La explotación laboral suele ser una práctica común en todo el mundo, y en muchos casos son los propios compatriotas quienes se encargan de reclutar y explotar a estas víctimas. Por caso, días atrás se detuvo a un joven de tan solo 18 años oriundo de Villamontes (Tarija) que había convencido a 17 adolescentes de esa misma localidad de trasladarse a la capital cruceña, con la falsa promesa de que tenía contactos para asegurar su ingreso a los equipos de fútbol profesionales de esa urbe.
Para endulzar su propuesta, les aseguró que además de hacerse cargo de su manutención y alimentación les iba a comprar zapatillas deportivas nuevas y les iba a recargar crédito a sus móviles para que pudiesen contactarse con sus familiares.
Afortunadamente los padres de los muchachos reaccionaron con premura ante su ausencia, y se contactaron con las autoridades policiales, quienes lograron ubicar a los muchachos en un alojamiento cerca de la Terminal y detener a su captor.
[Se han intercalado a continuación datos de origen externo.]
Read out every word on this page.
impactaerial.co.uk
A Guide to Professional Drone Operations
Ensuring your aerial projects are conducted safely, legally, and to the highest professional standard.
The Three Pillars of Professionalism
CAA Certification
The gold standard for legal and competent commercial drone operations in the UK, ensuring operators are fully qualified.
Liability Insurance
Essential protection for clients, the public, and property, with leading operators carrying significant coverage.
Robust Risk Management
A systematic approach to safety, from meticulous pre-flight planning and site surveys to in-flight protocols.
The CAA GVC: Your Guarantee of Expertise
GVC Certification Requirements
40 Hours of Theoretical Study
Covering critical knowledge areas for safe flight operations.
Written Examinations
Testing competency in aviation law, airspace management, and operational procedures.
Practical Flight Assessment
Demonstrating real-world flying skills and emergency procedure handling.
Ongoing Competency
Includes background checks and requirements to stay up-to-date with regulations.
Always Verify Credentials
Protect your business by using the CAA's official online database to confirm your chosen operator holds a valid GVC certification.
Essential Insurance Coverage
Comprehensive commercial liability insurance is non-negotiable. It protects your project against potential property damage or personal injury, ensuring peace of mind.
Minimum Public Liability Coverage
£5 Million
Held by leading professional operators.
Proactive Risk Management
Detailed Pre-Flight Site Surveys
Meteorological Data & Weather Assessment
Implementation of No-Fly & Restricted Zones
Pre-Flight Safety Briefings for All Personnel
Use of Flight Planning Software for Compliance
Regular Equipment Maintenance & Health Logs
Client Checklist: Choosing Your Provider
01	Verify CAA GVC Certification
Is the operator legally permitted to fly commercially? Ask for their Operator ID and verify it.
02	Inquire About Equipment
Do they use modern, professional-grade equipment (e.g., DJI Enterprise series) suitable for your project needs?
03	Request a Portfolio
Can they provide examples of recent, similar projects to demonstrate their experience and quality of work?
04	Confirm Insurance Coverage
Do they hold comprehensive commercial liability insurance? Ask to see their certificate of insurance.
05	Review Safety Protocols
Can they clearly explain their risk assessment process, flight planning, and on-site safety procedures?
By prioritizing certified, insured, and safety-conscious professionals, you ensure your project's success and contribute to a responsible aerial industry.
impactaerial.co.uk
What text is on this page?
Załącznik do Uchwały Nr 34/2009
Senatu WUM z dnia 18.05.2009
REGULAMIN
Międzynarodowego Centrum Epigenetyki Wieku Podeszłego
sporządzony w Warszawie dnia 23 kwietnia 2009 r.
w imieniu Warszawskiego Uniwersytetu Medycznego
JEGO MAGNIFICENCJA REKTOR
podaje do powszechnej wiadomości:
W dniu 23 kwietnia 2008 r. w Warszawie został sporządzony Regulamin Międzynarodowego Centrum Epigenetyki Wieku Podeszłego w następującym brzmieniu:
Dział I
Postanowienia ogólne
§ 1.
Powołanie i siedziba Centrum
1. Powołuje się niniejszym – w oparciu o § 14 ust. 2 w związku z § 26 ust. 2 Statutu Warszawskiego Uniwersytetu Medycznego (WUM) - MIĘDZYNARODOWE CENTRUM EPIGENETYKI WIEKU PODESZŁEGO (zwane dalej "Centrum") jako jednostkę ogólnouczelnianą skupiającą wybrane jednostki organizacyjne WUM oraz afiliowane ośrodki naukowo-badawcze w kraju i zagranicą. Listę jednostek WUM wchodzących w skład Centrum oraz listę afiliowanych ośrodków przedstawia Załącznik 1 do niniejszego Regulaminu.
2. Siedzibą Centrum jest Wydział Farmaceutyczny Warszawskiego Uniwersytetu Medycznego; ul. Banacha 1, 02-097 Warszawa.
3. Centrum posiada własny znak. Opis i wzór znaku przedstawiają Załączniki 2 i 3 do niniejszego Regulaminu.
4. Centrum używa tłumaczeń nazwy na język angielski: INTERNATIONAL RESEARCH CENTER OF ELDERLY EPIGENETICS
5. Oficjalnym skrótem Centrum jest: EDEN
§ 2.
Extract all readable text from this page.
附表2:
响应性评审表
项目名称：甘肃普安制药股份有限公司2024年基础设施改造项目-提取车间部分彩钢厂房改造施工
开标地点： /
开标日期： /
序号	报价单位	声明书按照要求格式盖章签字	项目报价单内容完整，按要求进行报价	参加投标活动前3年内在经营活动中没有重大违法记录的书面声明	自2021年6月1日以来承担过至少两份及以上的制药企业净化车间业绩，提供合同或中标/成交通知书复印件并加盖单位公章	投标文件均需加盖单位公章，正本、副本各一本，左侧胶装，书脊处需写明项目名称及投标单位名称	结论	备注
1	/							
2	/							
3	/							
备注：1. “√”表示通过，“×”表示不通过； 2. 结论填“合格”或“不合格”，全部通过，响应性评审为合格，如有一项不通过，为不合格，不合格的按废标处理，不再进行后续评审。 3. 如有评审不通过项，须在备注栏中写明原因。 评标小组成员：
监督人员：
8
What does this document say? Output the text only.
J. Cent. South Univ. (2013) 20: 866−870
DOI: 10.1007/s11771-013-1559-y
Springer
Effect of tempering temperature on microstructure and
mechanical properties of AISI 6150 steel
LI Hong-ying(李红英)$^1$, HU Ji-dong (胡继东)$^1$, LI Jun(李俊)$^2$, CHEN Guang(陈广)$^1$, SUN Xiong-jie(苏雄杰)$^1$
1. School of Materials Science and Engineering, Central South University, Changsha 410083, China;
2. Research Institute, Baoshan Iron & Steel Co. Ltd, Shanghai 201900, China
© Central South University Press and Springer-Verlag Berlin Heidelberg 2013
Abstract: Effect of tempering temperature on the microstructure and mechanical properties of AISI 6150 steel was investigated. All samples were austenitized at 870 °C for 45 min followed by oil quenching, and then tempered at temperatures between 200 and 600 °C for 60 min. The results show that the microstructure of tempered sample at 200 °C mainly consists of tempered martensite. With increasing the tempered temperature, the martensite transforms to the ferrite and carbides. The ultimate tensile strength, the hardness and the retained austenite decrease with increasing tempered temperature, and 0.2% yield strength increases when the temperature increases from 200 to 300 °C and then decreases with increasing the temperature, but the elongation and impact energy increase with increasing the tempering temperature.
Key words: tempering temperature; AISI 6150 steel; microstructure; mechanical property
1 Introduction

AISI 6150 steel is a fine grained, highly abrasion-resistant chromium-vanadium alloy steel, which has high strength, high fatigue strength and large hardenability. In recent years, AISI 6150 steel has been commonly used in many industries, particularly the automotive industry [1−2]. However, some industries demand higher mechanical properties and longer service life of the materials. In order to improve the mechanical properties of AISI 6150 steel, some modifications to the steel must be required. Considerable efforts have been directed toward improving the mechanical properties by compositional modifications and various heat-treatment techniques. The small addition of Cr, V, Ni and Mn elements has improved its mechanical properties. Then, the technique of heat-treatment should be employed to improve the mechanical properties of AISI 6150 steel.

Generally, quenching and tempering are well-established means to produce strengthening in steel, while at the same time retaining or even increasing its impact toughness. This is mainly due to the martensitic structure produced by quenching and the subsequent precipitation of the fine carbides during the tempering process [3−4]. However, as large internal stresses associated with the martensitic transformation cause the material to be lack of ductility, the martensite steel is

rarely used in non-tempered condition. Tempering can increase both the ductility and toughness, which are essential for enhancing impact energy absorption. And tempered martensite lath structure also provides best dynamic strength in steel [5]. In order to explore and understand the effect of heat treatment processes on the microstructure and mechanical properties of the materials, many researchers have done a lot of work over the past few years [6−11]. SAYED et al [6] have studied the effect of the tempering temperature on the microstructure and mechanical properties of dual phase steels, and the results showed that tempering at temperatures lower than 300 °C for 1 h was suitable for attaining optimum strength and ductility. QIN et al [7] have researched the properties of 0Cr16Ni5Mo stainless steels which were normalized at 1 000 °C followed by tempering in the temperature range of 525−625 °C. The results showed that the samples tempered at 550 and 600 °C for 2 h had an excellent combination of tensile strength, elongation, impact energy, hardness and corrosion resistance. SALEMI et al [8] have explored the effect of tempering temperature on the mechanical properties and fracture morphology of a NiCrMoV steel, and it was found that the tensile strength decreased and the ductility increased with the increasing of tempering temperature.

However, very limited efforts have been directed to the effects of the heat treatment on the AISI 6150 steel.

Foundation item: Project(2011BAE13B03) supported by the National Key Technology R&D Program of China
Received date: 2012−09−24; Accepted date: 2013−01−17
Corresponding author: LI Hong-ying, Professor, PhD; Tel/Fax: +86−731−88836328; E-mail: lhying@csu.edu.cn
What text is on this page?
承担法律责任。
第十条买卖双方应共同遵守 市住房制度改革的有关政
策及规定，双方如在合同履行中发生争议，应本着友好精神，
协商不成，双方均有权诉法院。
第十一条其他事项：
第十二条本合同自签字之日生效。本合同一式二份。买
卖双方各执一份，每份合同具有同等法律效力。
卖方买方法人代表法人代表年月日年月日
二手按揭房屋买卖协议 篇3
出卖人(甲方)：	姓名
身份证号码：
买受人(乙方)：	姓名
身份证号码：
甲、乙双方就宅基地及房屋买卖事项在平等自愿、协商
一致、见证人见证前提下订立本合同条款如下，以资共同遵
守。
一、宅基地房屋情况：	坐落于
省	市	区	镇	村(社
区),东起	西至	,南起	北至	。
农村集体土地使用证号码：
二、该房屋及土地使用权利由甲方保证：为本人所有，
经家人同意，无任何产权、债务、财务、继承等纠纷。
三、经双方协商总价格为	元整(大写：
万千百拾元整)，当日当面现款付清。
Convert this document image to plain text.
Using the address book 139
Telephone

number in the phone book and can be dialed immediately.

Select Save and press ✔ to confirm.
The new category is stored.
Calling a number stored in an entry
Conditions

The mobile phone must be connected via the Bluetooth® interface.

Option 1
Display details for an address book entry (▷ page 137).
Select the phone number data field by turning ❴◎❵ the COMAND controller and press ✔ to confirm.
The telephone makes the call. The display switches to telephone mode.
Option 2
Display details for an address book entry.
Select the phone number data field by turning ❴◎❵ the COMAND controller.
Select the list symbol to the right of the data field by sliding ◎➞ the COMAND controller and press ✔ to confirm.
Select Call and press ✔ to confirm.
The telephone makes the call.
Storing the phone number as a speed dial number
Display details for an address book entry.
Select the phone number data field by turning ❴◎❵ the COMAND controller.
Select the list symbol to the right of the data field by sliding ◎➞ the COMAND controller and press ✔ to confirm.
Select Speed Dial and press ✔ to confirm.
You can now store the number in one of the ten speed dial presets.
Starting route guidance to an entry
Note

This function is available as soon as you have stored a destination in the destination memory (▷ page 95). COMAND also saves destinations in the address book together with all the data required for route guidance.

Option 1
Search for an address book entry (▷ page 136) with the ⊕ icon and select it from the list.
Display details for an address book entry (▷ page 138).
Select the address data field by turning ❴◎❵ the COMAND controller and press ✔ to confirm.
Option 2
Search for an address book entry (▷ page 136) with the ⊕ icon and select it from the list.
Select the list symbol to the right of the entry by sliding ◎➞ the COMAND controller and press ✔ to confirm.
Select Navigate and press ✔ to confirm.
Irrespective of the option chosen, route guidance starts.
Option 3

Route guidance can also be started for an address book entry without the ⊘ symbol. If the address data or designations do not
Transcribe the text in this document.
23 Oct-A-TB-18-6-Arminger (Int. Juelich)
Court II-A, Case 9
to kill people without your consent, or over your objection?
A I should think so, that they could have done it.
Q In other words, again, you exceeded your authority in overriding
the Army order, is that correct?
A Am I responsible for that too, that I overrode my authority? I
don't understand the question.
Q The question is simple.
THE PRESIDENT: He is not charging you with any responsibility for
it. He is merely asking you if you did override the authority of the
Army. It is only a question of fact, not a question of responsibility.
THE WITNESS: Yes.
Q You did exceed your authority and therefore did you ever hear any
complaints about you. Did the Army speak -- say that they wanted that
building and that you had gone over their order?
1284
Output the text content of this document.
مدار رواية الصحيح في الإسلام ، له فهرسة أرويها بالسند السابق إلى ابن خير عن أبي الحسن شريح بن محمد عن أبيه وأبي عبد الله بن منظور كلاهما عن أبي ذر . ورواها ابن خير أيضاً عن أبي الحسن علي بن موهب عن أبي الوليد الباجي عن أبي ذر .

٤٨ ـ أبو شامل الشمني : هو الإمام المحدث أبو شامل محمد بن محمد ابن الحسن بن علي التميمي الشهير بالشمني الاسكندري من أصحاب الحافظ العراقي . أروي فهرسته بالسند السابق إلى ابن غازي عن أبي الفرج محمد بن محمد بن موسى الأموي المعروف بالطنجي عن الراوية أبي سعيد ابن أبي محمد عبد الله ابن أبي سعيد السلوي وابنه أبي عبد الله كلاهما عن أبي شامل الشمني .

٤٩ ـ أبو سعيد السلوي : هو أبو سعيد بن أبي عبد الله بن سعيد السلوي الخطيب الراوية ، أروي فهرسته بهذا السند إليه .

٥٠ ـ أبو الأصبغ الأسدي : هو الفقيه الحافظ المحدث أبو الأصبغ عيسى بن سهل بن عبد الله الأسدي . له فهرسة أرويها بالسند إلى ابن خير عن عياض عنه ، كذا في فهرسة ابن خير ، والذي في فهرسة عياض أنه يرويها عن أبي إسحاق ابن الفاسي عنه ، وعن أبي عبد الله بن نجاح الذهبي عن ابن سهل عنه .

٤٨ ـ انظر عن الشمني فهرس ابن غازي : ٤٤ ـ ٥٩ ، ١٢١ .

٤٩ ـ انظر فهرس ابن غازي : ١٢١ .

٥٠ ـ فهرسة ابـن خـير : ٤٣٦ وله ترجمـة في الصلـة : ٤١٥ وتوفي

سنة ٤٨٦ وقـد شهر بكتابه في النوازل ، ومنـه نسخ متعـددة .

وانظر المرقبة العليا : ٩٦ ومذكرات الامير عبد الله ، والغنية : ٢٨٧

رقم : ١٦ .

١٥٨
Si bien la explicación que dio a la Policía coincidió parcialmente con la que utilizó para engañar a los adolescentes tarijeños (se presentó como un cazatalentos deportivos que pretendía llevar a los muchachos a la Academia Tahuichi), todo apunta a que su destino final iba a ser la explotación laboral, incluso allende las fronteras.
Este hecho pone en relieve la importancia de implementar campañas educativas dirigidas a los adolescentes que informen sobre la trata de personas con fines de explotación sexual y laboral, así como la mejor manera de prevenirlos.